If that hypothetical client/project ever appeared. In the meantime, “lesser” tools were sufficient. “Oh, we just need this all in an Excel file”. Or, “pdf if fine.” So I’d stick to interactive notebooks, or if I got lucky some Shiny or plotly or Streamlit, and dutifully export charts and tables to pdf, or paste them into a MS Office product.

Meanwhile, I kept seeing more ways I could use WASM, if only a project I was on called for it. And so its reputation grew. The tipping point for my uncritical fanboydom was when, without me lifting a finger, the R packages I developed for a previous employer became available in WASM via the R-Universe.

Did I or any of my analyst colleages need WASM? No. But it made WASM all that much more alluring. I could almost take credit for developing something in WASM. Almost. As long as whoever I told the exciting news knew nothing about R-Universe and their WASM rollout.

This isn’t a story about how my overly rosy view of WASM comes crashing down in a heap of over-budget, over-cooked spaghetti code. I honestly still haven’t used it all too much, so it still sits on one of the higher shelves in my software/data carpentry workshop, ready to be dusted off. This is more a story of how a tool’s reputation begins to lose its sheen.

Like when a favorite restaurant gets too popular, expands too fast to multiple locations, and fizzles out. Or gets acquired by “new management” who thoroughly financialize the joint, rewiring staffs’ and patrons’ POV to maximize time spent in restaurant over enjoyment of the food or the vibe.
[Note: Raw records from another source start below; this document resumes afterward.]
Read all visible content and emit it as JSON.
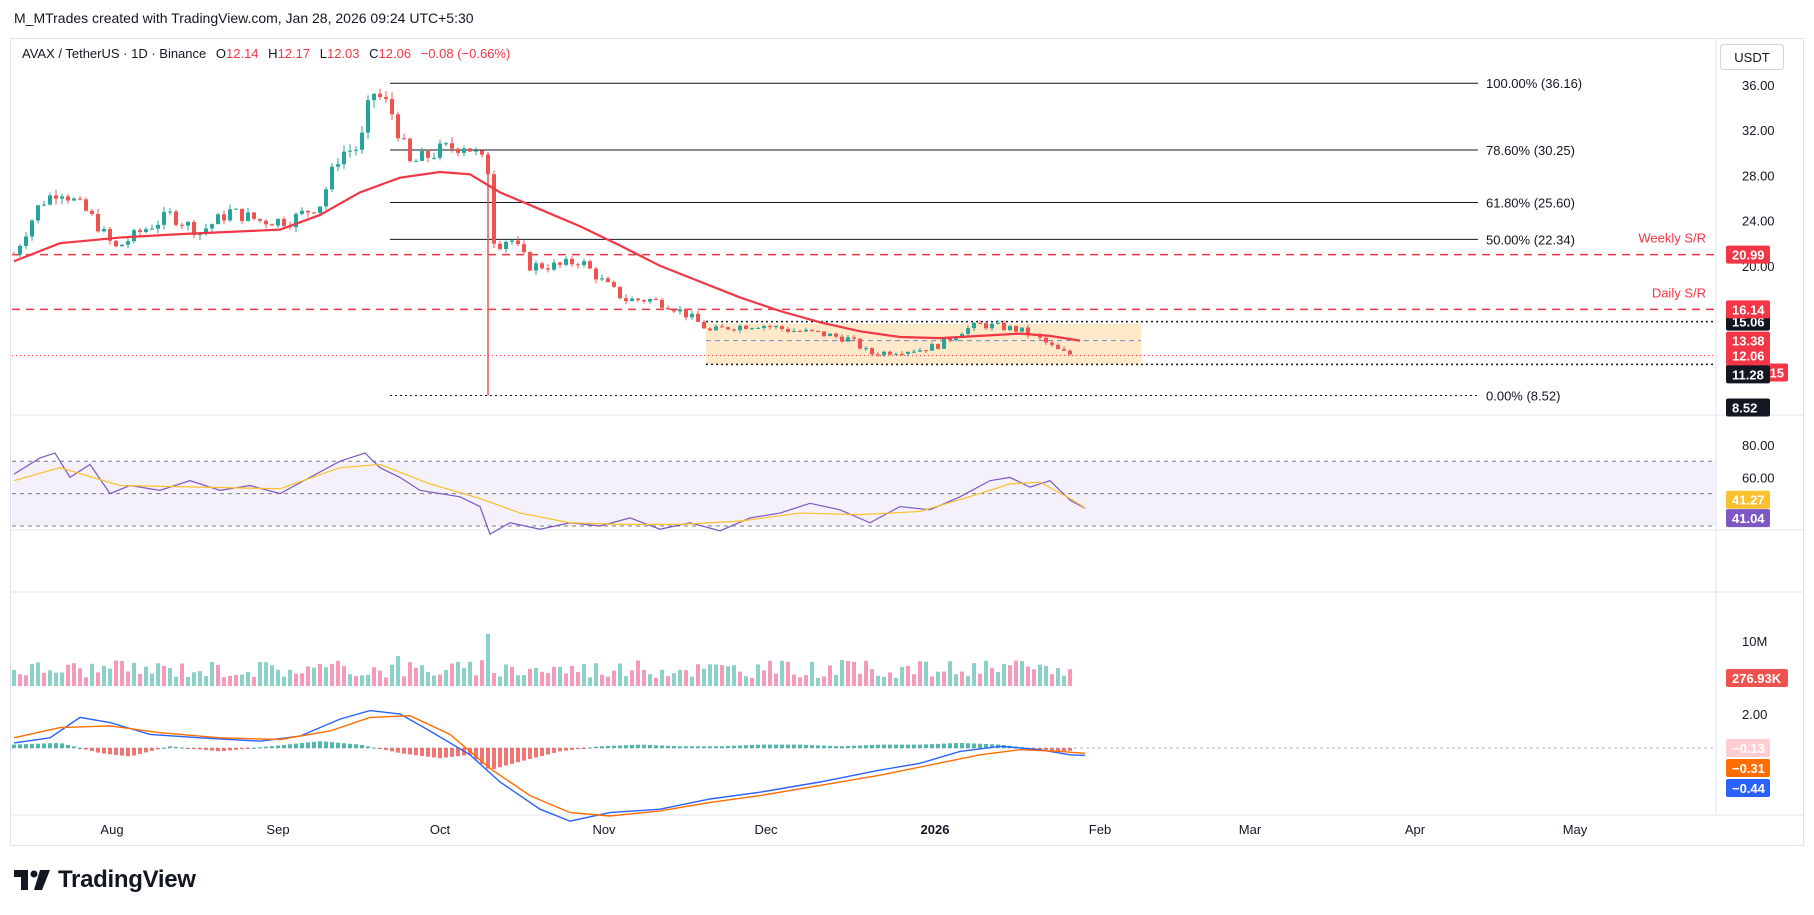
{
  "header": {
    "title": "M_MTrades created with TradingView.com, Jan 28, 2026 09:24 UTC+5:30"
  },
  "symbol": {
    "name": "AVAX / TetherUS · 1D · Binance",
    "open_label": "O",
    "open": "12.14",
    "high_label": "H",
    "high": "12.17",
    "low_label": "L",
    "low": "12.03",
    "close_label": "C",
    "close": "12.06",
    "change": "−0.08 (−0.66%)"
  },
  "currency_button": "USDT",
  "colors": {
    "up": "#26a69a",
    "down": "#ef5350",
    "ma": "#f23645",
    "rsi": "#7e57c2",
    "rsi_ma": "#fbc02d",
    "macd": "#2962ff",
    "signal": "#ff6d00",
    "range_box": "#ffe0b2",
    "sr_line": "#f23645"
  },
  "price_axis": [
    "36.00",
    "32.00",
    "28.00",
    "24.00",
    "20.00"
  ],
  "fib_levels": [
    {
      "label": "100.00% (36.16)",
      "price": 36.16
    },
    {
      "label": "78.60% (30.25)",
      "price": 30.25
    },
    {
      "label": "61.80% (25.60)",
      "price": 25.6
    },
    {
      "label": "50.00% (22.34)",
      "price": 22.34
    },
    {
      "label": "0.00% (8.52)",
      "price": 8.52
    }
  ],
  "sr_levels": [
    {
      "label": "Weekly S/R",
      "price": 20.99,
      "badge": "20.99"
    },
    {
      "label": "Daily S/R",
      "price": 16.14,
      "badge": "16.14"
    }
  ],
  "price_badges": [
    {
      "text": "15.06",
      "bg": "#131722"
    },
    {
      "text": "13.38",
      "bg": "#f23645"
    },
    {
      "text": "12.06",
      "bg": "#f23645"
    },
    {
      "text": "20:05:15",
      "bg": "#f23645"
    },
    {
      "text": "11.28",
      "bg": "#131722"
    },
    {
      "text": "8.52",
      "bg": "#131722"
    }
  ],
  "rsi_axis": [
    "80.00",
    "60.00"
  ],
  "rsi_badges": [
    {
      "text": "41.27",
      "bg": "#fbc02d",
      "fg": "#131722"
    },
    {
      "text": "41.04",
      "bg": "#7e57c2",
      "fg": "#ffffff"
    }
  ],
  "volume_axis": [
    "10M"
  ],
  "volume_badge": "276.93K",
  "macd_axis": [
    "2.00"
  ],
  "macd_badges": [
    {
      "text": "−0.13",
      "bg": "#ffcdd2",
      "fg": "#131722"
    },
    {
      "text": "−0.31",
      "bg": "#ff6d00",
      "fg": "#ffffff"
    },
    {
      "text": "−0.44",
      "bg": "#2962ff",
      "fg": "#ffffff"
    }
  ],
  "time_axis": [
    "Aug",
    "Sep",
    "Oct",
    "Nov",
    "Dec",
    "2026",
    "Feb",
    "Mar",
    "Apr",
    "May"
  ],
  "footer": {
    "brand": "TradingView"
  }
}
In WASM’s case, honestly, don’t trust me to forecast anything. I haven’t used it enough to be a trustworthy narrator. I’m keeping it in my rotation, because I still don’t know anything else that matches its speed and wide support across browsers. But my ears perked up when I read that a team of cybersecurity researchers saw a “false-positive rate of less than 1%”[1], using subtle differences in browsers’ WASM implementations to fingerprint users, even those with otherwise spoofed identifiers. And yes, the same research team also proposes mitigation techniques to protect user privacy from WASM fingerprinting, so all is not lost. Other than the untarnished reputation I had built up for WASM. But as with most tools I’ve come to adopt, I suspect I’ll be better off as a slightly more-critical user than a total fanboy.